Cuba, todo mundo sabe, é aquela ilha caribenha governada há décadas por um ditador, que recentemente passou o poder a um irmão menos ancião, mas igualmente ditador. A ilha e seu regime são elogiadíssimos por brasileiros estrelados que, sempre do alto de suas coberturas em Ipanema e no Leblon, não cansam de tecer loas ao castrismo (antes, de Fidel e, agora, de Raul. Mas pergunte se algum deles gostaria de morar lá... Aliás, os comunistas brasileiros mais íntimos de Fidel são vistos sempre nas colunas sociais e políticas em altas rodas: passeios em barcos nababescos de empresários amigos, reveillòn e castelos em Paris e praias paradisíacas cujos spas têm diárias que alimentariam por uma década a família inteira de Yoani. Zé Dirceu e Fernando Morais que o digam. Nas balaustradas do Malecón ninguém aparece.

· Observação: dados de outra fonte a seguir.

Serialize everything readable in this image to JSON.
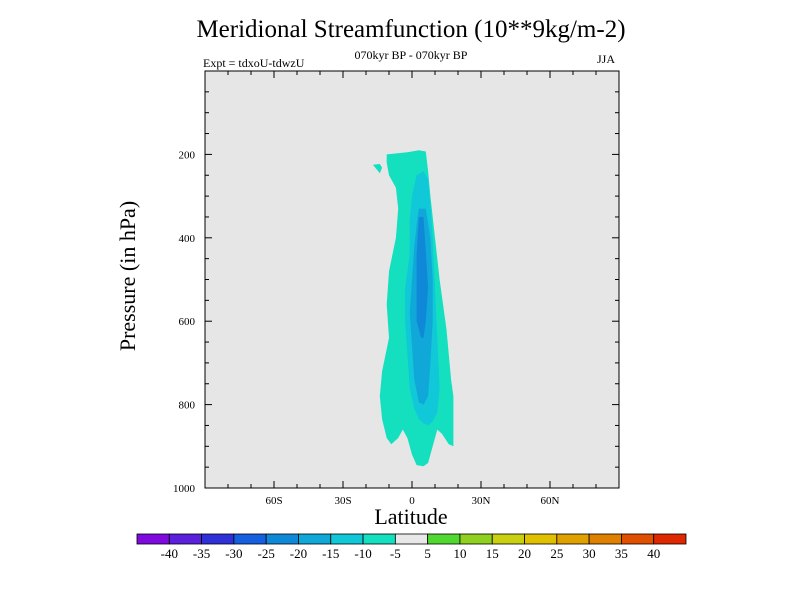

Aqui, na Bahia, desde o desembarque, segunda-feira, da blogueira cubana Yoani Sánchez, alçada ao posto de inimiga número 1 dos irmãos Castro, armou-se um alvoroço surreal. Um deputado estadual daqui, um líder estudantil dali e uns comunas de pijama dacolá entraram em pé de guerra, mais raivosos que índios quando se pintam de vermelho para a dança da guerra. O palco maior da cena até aqui? Feira de Santana, destino de Yoani imediatamente após desembarcar para participar do lançamento de um documentário sobre Cuba e do qual ela participa. Por pouco, a cubana não recebeu dos comunas de plantão em Feira tratamento semelhante ao dado aos integrantes da banda New Hit, em julgamento no Fórum de uma cidade ali por perto, Ruy Barbosa, acusados da prática de estupro coletivo contra fãs e, por isso, ameaçados de linchamento.
Se os amigos baianos de Fidel e Raul não se levassem tão a sério e não se acreditassem tão ameaçadores, estaríamos diante de uma comédia, com direito, inclusive, à participação coadjuvante do senador paulista Eduardo Suplicy, que se desterrou de suas bandas para dar apoio receptivo à moça. Impagável como sempre, nos telejornais de segunda à noite e terça Suplicy aparecia de dedo em riste e aos gritos, num arremedo do personagem mas recente de Tarantino, o destemido e incontido Django. Como um Django desarmado, Suplicy urrava para os comunistas incontíveis que não deixam Yoani falar nem tampouco entrar na sala de cinema para ver o documentário, cuja exibição foi cancelada. Gritava, com a mãozinha no alto e o dedão indicador chamando os protestantes para a briga retórica: “vem aqui discutir comigo, vem; seja corajoso, vem aqui discutir comigo”. Mais comédia, impossível. Um regime político que considera aquela moçoila uma inimiga que justifica até mesmo o envio de dossiês diplomáticos ao governo brasileiro sobre sua periculosidade ideológica só pode ser objeto de gargalhada.
Para dar à cena o frescor da juventude, estavam também meninos e meninas do movimento estudantil, essa categoria formada em grande parte por alunos que não querem jamais terminar a faculdade e odeiam estudar, justamente para não sair da universidade nem do movimento, pois é graças a este que circulam por aí custeados. Mesmo separado por décadas dos comunas de pijama, os jovens do movimento estudantil têm em comum com aqueles a aversão pelo direito de expressão de quem diverge de suas opiniões quanto às qualidades dos companheiros Lenin e Stálin, e o gosto pelo uso de termos como ‘imperialismo ianque’, para eles uma palavra tão atual quanto byte, convergência e ziriguidum. A blogueira, por sua vez, de tão acostumada à repressão, está achando tudo lindo e democrático. Se chegasse um pouco antes, corria o risco de levar um pito de Oscar Niemeyer.
Malu Fontes é jornalista e professora de jornalismo da UFBA.